Being told to smile can be a form of microaggression regardless of intent. Small repeated things that seem harmless enough but chip away at your psychological wellbeing. It's something that many women face, but also a common struggle for autistic and other neurodivergent folks. I fall into both of the above camps and it definitely wears at me. Most of the time I have no idea what my face is doing. Wearing masks has been a great comfort and has helped taken a load off my mind. I'd been wanting to wear masks before COVID but people would give me dirty looks and I was too nervous to. Now I can and I revel in it.
Honestly it all depends. I'm not one to tell someone what to do with their body because it's not any of my business. But a lot of people who are too fat too tall to skinny to short too black too redheaded too WHATEVER get constant microaggressions like mentioned above. Just "smile" "lose weight" "gain weight" etc etc etc. There are Olympic athletes and popular actors who, by all accounts of how the BMI works, would be considered "morbidly obese" but it's all muscle.
Another example: I'm fat, so hearing consistent negging microaggressions about my weight by strangers, family, etc. can wear on me. I don't mind my being fat though it's been something to get used to since it happened somewhat recently. Even at my thinnest, back when I was a model and didn't have enough money for food, people would talk about my weight. Now, in the last few years I became actually fat, unlike how I was when I was younger and curvy.
So if I say, something about being fat frankly, people always go "don't say that, you're not fat, you're beautiful." No, it's an objective fact that I gained 200lbs rapidly due to health issues. (Also this implies that fat and attractive are 100% always mutually exclusive. Which is...not objectively true, considering that what people find attractive is highly subjective.)

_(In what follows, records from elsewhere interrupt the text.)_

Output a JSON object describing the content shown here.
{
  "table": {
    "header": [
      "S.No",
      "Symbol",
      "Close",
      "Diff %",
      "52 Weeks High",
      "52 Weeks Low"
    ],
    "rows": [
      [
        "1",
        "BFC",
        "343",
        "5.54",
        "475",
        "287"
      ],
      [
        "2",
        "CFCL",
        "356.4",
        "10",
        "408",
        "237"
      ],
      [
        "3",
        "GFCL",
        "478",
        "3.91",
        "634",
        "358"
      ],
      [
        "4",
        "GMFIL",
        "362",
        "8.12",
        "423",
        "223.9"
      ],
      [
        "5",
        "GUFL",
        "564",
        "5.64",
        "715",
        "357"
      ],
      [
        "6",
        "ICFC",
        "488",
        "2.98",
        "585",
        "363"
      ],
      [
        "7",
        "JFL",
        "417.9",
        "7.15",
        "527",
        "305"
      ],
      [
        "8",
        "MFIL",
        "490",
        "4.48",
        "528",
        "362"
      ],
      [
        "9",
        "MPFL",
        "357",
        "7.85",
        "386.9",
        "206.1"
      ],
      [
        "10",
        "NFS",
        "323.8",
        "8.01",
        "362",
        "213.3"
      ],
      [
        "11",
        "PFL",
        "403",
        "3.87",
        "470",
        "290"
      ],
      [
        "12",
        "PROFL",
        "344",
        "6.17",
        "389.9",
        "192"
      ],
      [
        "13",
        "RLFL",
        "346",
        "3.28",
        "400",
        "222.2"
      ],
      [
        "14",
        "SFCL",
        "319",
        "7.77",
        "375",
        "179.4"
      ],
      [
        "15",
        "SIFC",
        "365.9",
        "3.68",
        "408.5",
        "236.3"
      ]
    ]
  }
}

Where this gets dangerous is when I seek medical help and it gets in the way of treatment. Not only is this annoying but it's literally endangering me. I had a badly sprained ankle from falling at a train station once and when I sought out help, the doctor told me it'd never heal because of my weight. So I told him to get ready to amputate, since it'd clearly help me lose a few pounds and get rid of the source of my pain. He was rather offended by this suggestion for some reason. :P
Some people have commented that it must be upsetting to have become fat, but they always pin it on aesthetic reasons. Meanwhile I'm more preoccupied with the fact that I have an immune system that is wreaking havoc attacking my own body and I've had to have multiple surgeries and an organ removed. I've got bigger fish to fry than how I look or what size clothes I wear. When I focused on my weight and changed my diet and exercised myself to the point of doing permanent damage, I gained and gained. It was only by tackling the health issues that caused me to balloon up that I started to finally lose weight in the first place. But instead I got to deal with years of "have you tried ___ diet/exercise."

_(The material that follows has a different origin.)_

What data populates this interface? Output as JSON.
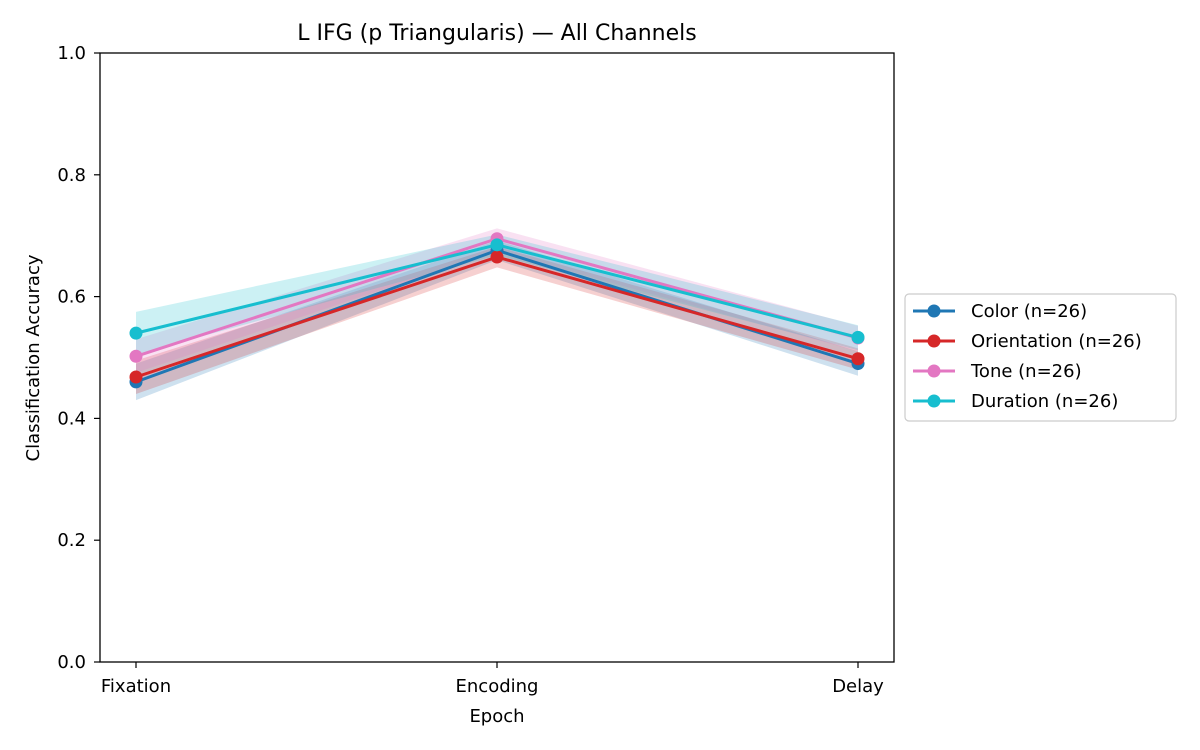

On a slightly different note, something similar has happened with becoming disabled. All the positivity in the world won't change the fact that I have permanent damage and that if I don't get medications I will die. No amount of doing yoga will change this, but random people as well as friends and family constantly recommend it as a cure-all. But if I point out my limitations, people rush to deny them. I point out that I need a wheelchair and people tell me to avoid putting it off as long as possible, as if getting a mobility aid is "giving up." Getting a wheelchair is the difference between me leaving the house at all or being stuck in bed for weeks at a time. The message I get much of the time is that if I can't be healthy I deserve to be a shut-in. It's a message sent loud and clear to most people with a variety of disabilities.
I get that acknowledging disability is taboo in the culture I live in but frankly being disabled is not a question of "if" but "when." Everyone is one car accident, one unexpected illness away from disability in my opinion. Being born, getting older, those are both risk factors as well. I'm weirdly grateful for due to COVID is that it's increased accessibility. I wouldn't have been able to get to doctors appointments this year without being able to do so through the phone/computer.
TL;DR, yes "positivity" can be toxic.